Lunenburg

A dog barked somewhere in the emptiness ahead and another answered it, almost like an echo. He drifted past a house built in a gap in the trees. Darkness cloaked it but he could see a picnic table and benches standing beside a barbecue that had gone cold. A rowboat, bigger than his, was tied to a post at the end of the dock.

Heckman’s island lay in one of the many nooks and crannies along the tattered shoreline just beyond the town of Lunenburg. It was joined to the mainland by a small bridge and if it wasn’t for the name you wouldn’t know it was an island at all. But the people who had their homes here liked the sound of it, the suggestion of remoteness. Many of them, like his parents, kept their houses as vacation residences, summer places. Others lived here in virtual seclusion all year round. From the thin grey ribbon of a road, worn and rutted, little was visible. Mailboxes at the end of tracks leading through the trees were the only signs of where the properties lay.
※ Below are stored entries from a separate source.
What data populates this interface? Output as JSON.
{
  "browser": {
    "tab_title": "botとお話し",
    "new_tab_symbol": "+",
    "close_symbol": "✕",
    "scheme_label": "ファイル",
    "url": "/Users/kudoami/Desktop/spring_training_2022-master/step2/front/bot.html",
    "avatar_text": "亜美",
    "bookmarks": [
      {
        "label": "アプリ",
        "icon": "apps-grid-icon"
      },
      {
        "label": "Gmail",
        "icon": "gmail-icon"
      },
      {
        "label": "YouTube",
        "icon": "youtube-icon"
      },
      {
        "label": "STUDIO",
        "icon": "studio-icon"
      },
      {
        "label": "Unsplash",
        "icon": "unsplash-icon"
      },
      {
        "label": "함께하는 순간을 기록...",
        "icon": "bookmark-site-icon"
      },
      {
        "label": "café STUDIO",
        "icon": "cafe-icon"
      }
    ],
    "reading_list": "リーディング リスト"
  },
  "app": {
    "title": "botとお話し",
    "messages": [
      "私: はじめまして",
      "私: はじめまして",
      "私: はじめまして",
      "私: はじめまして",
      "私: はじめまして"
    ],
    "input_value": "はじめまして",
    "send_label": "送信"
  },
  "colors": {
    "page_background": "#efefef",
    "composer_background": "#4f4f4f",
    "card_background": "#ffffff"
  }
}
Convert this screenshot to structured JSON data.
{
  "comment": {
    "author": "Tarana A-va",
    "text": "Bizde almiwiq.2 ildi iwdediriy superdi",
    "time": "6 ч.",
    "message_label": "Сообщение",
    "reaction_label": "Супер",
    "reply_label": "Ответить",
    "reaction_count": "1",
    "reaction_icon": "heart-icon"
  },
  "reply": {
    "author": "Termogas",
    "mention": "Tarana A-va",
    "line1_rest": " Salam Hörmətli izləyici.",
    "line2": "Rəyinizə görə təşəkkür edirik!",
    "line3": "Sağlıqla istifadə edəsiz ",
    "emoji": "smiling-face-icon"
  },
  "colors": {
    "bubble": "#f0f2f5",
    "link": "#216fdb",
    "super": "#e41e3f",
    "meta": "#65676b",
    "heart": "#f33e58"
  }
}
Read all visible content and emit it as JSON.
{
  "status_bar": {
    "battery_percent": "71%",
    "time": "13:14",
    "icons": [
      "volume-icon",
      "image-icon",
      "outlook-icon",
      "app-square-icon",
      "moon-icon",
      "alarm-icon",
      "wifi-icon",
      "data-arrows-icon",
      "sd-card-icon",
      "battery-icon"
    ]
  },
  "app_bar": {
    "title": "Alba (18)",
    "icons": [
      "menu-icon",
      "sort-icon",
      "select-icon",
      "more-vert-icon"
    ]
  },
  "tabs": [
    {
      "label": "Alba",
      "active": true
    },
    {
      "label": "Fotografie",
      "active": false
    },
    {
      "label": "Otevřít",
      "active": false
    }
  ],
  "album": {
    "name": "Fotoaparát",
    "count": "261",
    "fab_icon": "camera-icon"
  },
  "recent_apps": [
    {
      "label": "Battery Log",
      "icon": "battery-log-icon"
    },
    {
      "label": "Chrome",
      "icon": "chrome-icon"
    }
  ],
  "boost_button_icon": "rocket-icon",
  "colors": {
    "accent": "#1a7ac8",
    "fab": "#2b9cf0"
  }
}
But here, on the stream that curled and twisted and eventually made it to the ocean, you could see everything.

He dipped the short oars into the water as gently as he could so that they made no sound. He had been on this brief secret journey before and he knew to let the current do most of the work. He turned to see where he had got to. There was a faint glimmer ahead. He let the boat drift again and as he rounded a slight bend, he saw light spilling out from the windows of a house.